The not-so-good: Impairment losses, CBN’s penalties
Following CBN’s issuance mandating commercial banks to increase the percentage of customer deposits that were loaned to 65%, so as to effectively stimulate the economy, stringent penalties had been imposed on non-compliant banks by the apex bank.
Consequently, the company’s restricted deposits had increased to N1.054 trillion, owing to its limitations in full compliance. While its increased cash balance of 27.8% in the period under review, could signify that the worst of the challenge is over (particularly following the comparative reduction in cash in Q1 2020), a cursory look at the reason for the strengthened cash position, is the 75.7% increase in money market placements to N333.5 billion – another positive for the bank.

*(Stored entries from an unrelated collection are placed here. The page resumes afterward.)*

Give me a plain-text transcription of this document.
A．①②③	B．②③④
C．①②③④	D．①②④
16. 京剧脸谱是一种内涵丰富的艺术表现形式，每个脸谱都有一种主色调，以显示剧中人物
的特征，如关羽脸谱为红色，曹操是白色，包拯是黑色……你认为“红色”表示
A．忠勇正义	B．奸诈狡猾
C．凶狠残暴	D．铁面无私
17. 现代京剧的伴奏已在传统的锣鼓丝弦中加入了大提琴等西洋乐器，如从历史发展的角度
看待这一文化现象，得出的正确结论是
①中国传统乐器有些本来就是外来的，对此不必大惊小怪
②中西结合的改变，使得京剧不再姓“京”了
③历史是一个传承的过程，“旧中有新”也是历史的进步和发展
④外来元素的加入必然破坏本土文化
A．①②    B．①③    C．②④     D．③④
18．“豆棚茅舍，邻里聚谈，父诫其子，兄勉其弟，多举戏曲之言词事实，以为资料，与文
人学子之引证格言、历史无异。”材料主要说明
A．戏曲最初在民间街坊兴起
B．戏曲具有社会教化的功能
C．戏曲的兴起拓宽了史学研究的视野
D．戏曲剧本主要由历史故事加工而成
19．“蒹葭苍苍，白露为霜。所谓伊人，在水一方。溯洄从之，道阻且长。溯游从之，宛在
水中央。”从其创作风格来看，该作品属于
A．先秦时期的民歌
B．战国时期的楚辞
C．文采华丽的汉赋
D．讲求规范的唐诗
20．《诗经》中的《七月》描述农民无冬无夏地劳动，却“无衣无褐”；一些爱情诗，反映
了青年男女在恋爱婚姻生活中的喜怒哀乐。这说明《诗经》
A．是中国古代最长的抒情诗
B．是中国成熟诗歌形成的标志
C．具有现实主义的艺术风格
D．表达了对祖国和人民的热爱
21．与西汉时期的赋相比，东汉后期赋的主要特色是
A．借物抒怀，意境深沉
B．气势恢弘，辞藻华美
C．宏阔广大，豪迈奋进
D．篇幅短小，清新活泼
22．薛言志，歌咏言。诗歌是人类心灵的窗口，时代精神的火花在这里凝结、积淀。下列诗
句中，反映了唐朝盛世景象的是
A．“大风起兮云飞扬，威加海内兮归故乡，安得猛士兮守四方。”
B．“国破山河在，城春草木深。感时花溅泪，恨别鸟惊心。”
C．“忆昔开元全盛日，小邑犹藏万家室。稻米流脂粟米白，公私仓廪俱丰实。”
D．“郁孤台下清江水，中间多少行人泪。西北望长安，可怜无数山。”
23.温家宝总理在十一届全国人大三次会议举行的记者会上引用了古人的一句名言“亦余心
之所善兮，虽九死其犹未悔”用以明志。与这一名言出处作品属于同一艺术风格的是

Loan impairment charges in the half-year period, increased by 209.7% from N2.1 billion to N6.8 billion, and this was as a result of increased provisions for expected credit losses on financial assets extended to its customers, no doubt as a result of the economic uncertainties, synonymous with the period under review.
Commenting on the half-year results, the CEO, Segun Agbaje, noted that; “Going forward, our focus is not just to survive this pandemic, but to thrive beyond it. That is why we are going ahead with our plans to re-imagine how we create value for all our stakeholders.
“We know that making financial services work for customers goes beyond banking, and in line with our long-term strategy, we will seek to create and drive innovative financial solutions that go beyond banking.”
The bank’s Return on Equity (ROE) of 26.8% is currently one of the best in the industry, and a testament to this promise. Its strategy of increasing gains by focusing on its strengths, while also seeking out ways to decrease its losses, is one that will set any organization on a true course for growth. GTBank is certainly on that path.